When HACFL partnered with A|P Communities to develop the Northwest Gardens Sustainable Neighborhood, the intention was to develop and design the property in a mindful manner to be conducive for future community initiatives. During the site planning of phase five of the development, the developers realized they had more land than necessary for their required density. With this in mind, they set aside a portion of the site for a future urban infill pocket park.
In late 2017, the HACFL sought to shift the plan for this park from an infill pocket park to a fruit orchard. This change was meant to supplement the existing neighborhood community vegetable gardens with fresh fruit produce from an orchard. With this new initiative, the HACFL applied and received an award of 15 fruit trees from The Fruit Tree Planting Foundation, an award-winning international nonprofit charity dedicated to planting fruitful trees and plants to alleviate world hunger, combat climate change, strengthen communities, and improve the surrounding air, soil, and water.

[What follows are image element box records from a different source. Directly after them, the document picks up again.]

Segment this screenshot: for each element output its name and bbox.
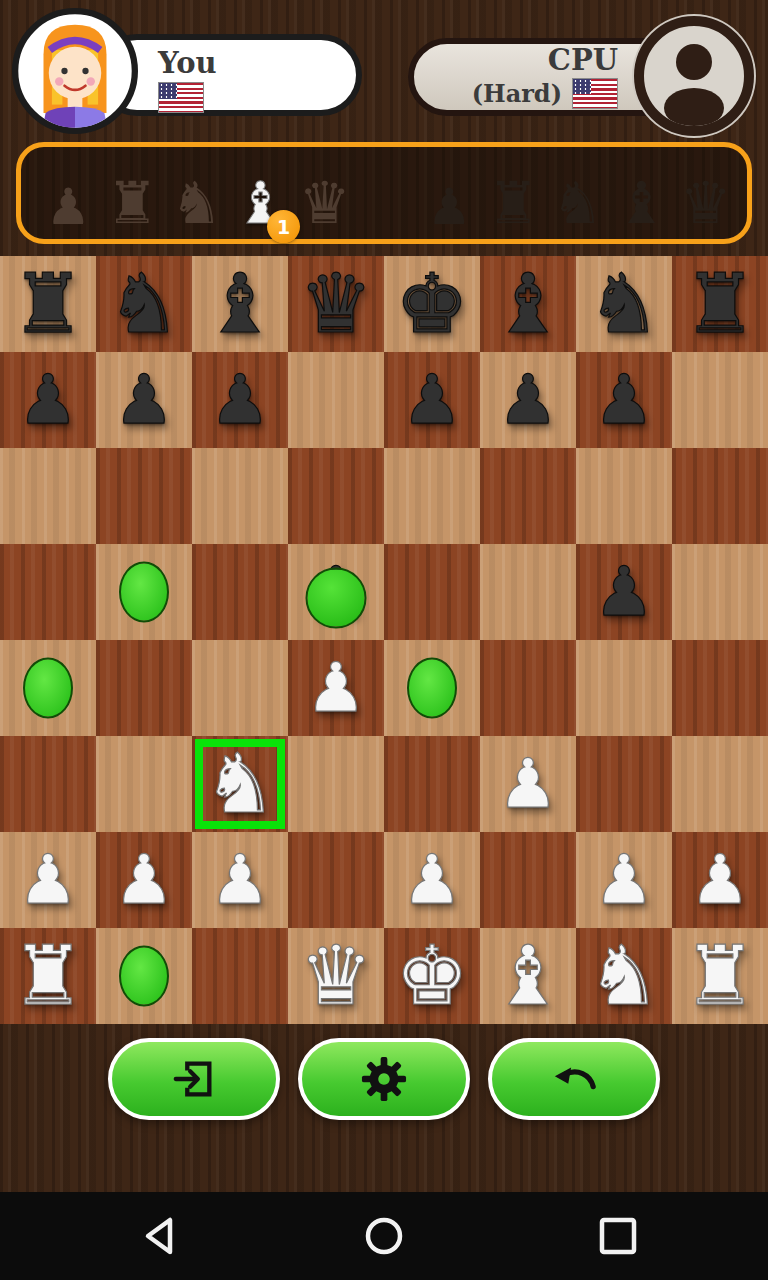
- square-d6[interactable]: [288, 448, 384, 544]
- square-b6[interactable]: [96, 448, 192, 544]
- square-c6[interactable]: [192, 448, 288, 544]
- black-knight-g8: ♞: [576, 256, 672, 352]
- action-bar: [0, 1038, 768, 1120]
- square-b1[interactable]: [96, 928, 192, 1024]
- square-h4[interactable]: [672, 640, 768, 736]
- square-f2[interactable]: [480, 832, 576, 928]
- square-b8[interactable]: ♞: [96, 256, 192, 352]
- square-f3[interactable]: ♟: [480, 736, 576, 832]
- player-you-name: You: [158, 48, 346, 78]
- black-bishop-tray-icon: ♝: [616, 176, 668, 231]
- black-pawn-e7: ♟: [384, 352, 480, 448]
- square-h7[interactable]: [672, 352, 768, 448]
- square-h5[interactable]: [672, 544, 768, 640]
- white-king-e1: ♚: [384, 928, 480, 1024]
- white-pawn-h2: ♟: [672, 832, 768, 928]
- tray-white-bishop: ♝1: [233, 147, 288, 231]
- black-pawn-b7: ♟: [96, 352, 192, 448]
- square-c1[interactable]: [192, 928, 288, 1024]
- player-you-avatar[interactable]: [12, 8, 138, 134]
- gear-icon: [361, 1056, 407, 1102]
- black-pawn-f7: ♟: [480, 352, 576, 448]
- white-rook-a1: ♜: [0, 928, 96, 1024]
- home-icon[interactable]: [362, 1214, 406, 1258]
- square-f8[interactable]: ♝: [480, 256, 576, 352]
- black-knight-b8: ♞: [96, 256, 192, 352]
- square-c5[interactable]: [192, 544, 288, 640]
- black-bishop-f8: ♝: [480, 256, 576, 352]
- recents-icon[interactable]: [596, 1214, 640, 1258]
- chess-board: ♜♞♝♛♚♝♞♜♟♟♟♟♟♟♟♟♟♞♟♟♟♟♟♟♟♜♛♚♝♞♜: [0, 256, 768, 1024]
- square-h8[interactable]: ♜: [672, 256, 768, 352]
- square-b2[interactable]: ♟: [96, 832, 192, 928]
- undo-button[interactable]: [488, 1038, 660, 1120]
- square-e8[interactable]: ♚: [384, 256, 480, 352]
- white-bishop-f1: ♝: [480, 928, 576, 1024]
- square-f6[interactable]: [480, 448, 576, 544]
- us-flag-icon: [572, 78, 618, 109]
- move-dot-e4: [407, 658, 457, 719]
- square-d7[interactable]: [288, 352, 384, 448]
- square-e3[interactable]: [384, 736, 480, 832]
- exit-button[interactable]: [108, 1038, 280, 1120]
- tray-black-bishop: ♝: [614, 147, 669, 231]
- black-rook-h8: ♜: [672, 256, 768, 352]
- square-d8[interactable]: ♛: [288, 256, 384, 352]
- white-knight-g1: ♞: [576, 928, 672, 1024]
- square-c3[interactable]: ♞: [192, 736, 288, 832]
- black-queen-d8: ♛: [288, 256, 384, 352]
- cpu-difficulty-label: (Hard): [472, 79, 562, 108]
- white-queen-tray-icon: ♛: [299, 176, 351, 231]
- square-g7[interactable]: ♟: [576, 352, 672, 448]
- black-king-e8: ♚: [384, 256, 480, 352]
- white-pawn-g2: ♟: [576, 832, 672, 928]
- square-d1[interactable]: ♛: [288, 928, 384, 1024]
- square-e4[interactable]: [384, 640, 480, 736]
- square-g4[interactable]: [576, 640, 672, 736]
- square-c2[interactable]: ♟: [192, 832, 288, 928]
- move-dot-b5: [119, 562, 169, 623]
- square-f1[interactable]: ♝: [480, 928, 576, 1024]
- flag-canton: [159, 83, 177, 98]
- white-pawn-f3: ♟: [480, 736, 576, 832]
- move-dot-b1: [119, 946, 169, 1007]
- square-g2[interactable]: ♟: [576, 832, 672, 928]
- square-g5[interactable]: ♟: [576, 544, 672, 640]
- captured-pieces-tray: ♟♜♞♝1♛ ♟♜♞♝♛: [16, 142, 752, 244]
- black-pawn-c7: ♟: [192, 352, 288, 448]
- black-rook-tray-icon: ♜: [488, 176, 540, 231]
- white-pawn-c2: ♟: [192, 832, 288, 928]
- white-pawn-tray-icon: ♟: [46, 184, 91, 232]
- square-h3[interactable]: [672, 736, 768, 832]
- square-a8[interactable]: ♜: [0, 256, 96, 352]
- square-h1[interactable]: ♜: [672, 928, 768, 1024]
- flag-canton: [573, 79, 591, 94]
- black-pawn-a7: ♟: [0, 352, 96, 448]
- black-queen-tray-icon: ♛: [680, 176, 732, 231]
- square-e6[interactable]: [384, 448, 480, 544]
- square-b7[interactable]: ♟: [96, 352, 192, 448]
- square-b5[interactable]: [96, 544, 192, 640]
- white-queen-d1: ♛: [288, 928, 384, 1024]
- player-cpu-name: CPU: [548, 45, 618, 75]
- black-pawn-tray-icon: ♟: [427, 184, 472, 232]
- capture-dot-d5: [306, 567, 367, 628]
- square-g1[interactable]: ♞: [576, 928, 672, 1024]
- square-e5[interactable]: [384, 544, 480, 640]
- back-icon[interactable]: [142, 1214, 186, 1258]
- exit-icon: [171, 1056, 217, 1102]
- white-pawn-b2: ♟: [96, 832, 192, 928]
- square-b3[interactable]: [96, 736, 192, 832]
- square-f4[interactable]: [480, 640, 576, 736]
- square-e1[interactable]: ♚: [384, 928, 480, 1024]
- settings-button[interactable]: [298, 1038, 470, 1120]
- square-a1[interactable]: ♜: [0, 928, 96, 1024]
- tray-white-knight: ♞: [169, 147, 224, 231]
- square-d4[interactable]: ♟: [288, 640, 384, 736]
- square-a6[interactable]: [0, 448, 96, 544]
- square-d2[interactable]: [288, 832, 384, 928]
- undo-icon: [549, 1056, 599, 1102]
- captured-black-pieces: ♟♜♞♝♛: [422, 147, 733, 231]
- selected-square-highlight: [195, 739, 285, 829]
- square-h2[interactable]: ♟: [672, 832, 768, 928]
- square-a3[interactable]: [0, 736, 96, 832]
- tray-black-pawn: ♟: [422, 147, 477, 231]
- black-bishop-c8: ♝: [192, 256, 288, 352]
- black-rook-a8: ♜: [0, 256, 96, 352]
- us-flag-icon: [158, 82, 204, 113]
- app-screen: You CPU (Hard): [0, 0, 768, 1280]
- square-d3[interactable]: [288, 736, 384, 832]
- square-c8[interactable]: ♝: [192, 256, 288, 352]
- square-f5[interactable]: [480, 544, 576, 640]
- square-g8[interactable]: ♞: [576, 256, 672, 352]
- tray-white-rook: ♜: [105, 147, 160, 231]
- square-e7[interactable]: ♟: [384, 352, 480, 448]
- player-cpu-avatar[interactable]: [630, 12, 758, 140]
- black-knight-tray-icon: ♞: [552, 176, 604, 231]
- white-pawn-e2: ♟: [384, 832, 480, 928]
- square-h6[interactable]: [672, 448, 768, 544]
- captured-white-pieces: ♟♜♞♝1♛: [41, 147, 352, 231]
- square-e2[interactable]: ♟: [384, 832, 480, 928]
- black-pawn-g5: ♟: [576, 544, 672, 640]
- tray-black-queen: ♛: [678, 147, 733, 231]
- white-knight-tray-icon: ♞: [171, 176, 223, 231]
- square-g6[interactable]: [576, 448, 672, 544]
- square-a7[interactable]: ♟: [0, 352, 96, 448]
- square-d5[interactable]: ♟: [288, 544, 384, 640]
- square-g3[interactable]: [576, 736, 672, 832]
- white-pawn-a2: ♟: [0, 832, 96, 928]
- square-c4[interactable]: [192, 640, 288, 736]
- move-dot-a4: [23, 658, 73, 719]
- square-b4[interactable]: [96, 640, 192, 736]
- black-pawn-g7: ♟: [576, 352, 672, 448]
- square-a5[interactable]: [0, 544, 96, 640]
- white-pawn-d4: ♟: [288, 640, 384, 736]
- square-a4[interactable]: [0, 640, 96, 736]
- square-c7[interactable]: ♟: [192, 352, 288, 448]
- tray-white-pawn: ♟: [41, 147, 96, 231]
- white-rook-h1: ♜: [672, 928, 768, 1024]
- tray-black-rook: ♜: [486, 147, 541, 231]
- square-a2[interactable]: ♟: [0, 832, 96, 928]
- tray-white-queen: ♛: [297, 147, 352, 231]
- white-rook-tray-icon: ♜: [107, 176, 159, 231]
- square-f7[interactable]: ♟: [480, 352, 576, 448]
- captured-count-badge: 1: [267, 210, 300, 243]
- tray-black-knight: ♞: [550, 147, 605, 231]
- android-navbar: [0, 1192, 768, 1280]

“As you know, this particular neighborhood has faced disenfranchisement for many years, but we have been able to change that with our sustainability, health & wellness, and equitability model,” said Scott Strawbridge, director of Development and Facilities of the Housing Authority of the City of Fort Lauderdale. “We currently have over 1,200 vegetable plants growing in our community gardens, and we are excited to expand the community’s food resources with these fruit trees. Not many affordable housings have a varied garden as we do, and we are proud to be able to provide that to our residents.”
Once complete the orchard will include jackfruit, starfruit, lychee nut, mango, banana, avocado, mamey, and miracle fruit trees, and will be yet another amenity in the Northwest Gardens neighborhood that furthers the HACFL’s original goal for this large scale public housing redevelopment they began over 10 years ago: to cultivate a neighborhood empowered with opportunity, where living and working in the community become tied together, growing food, sustainable construction, and learning about ways each person can improve their community and their planet.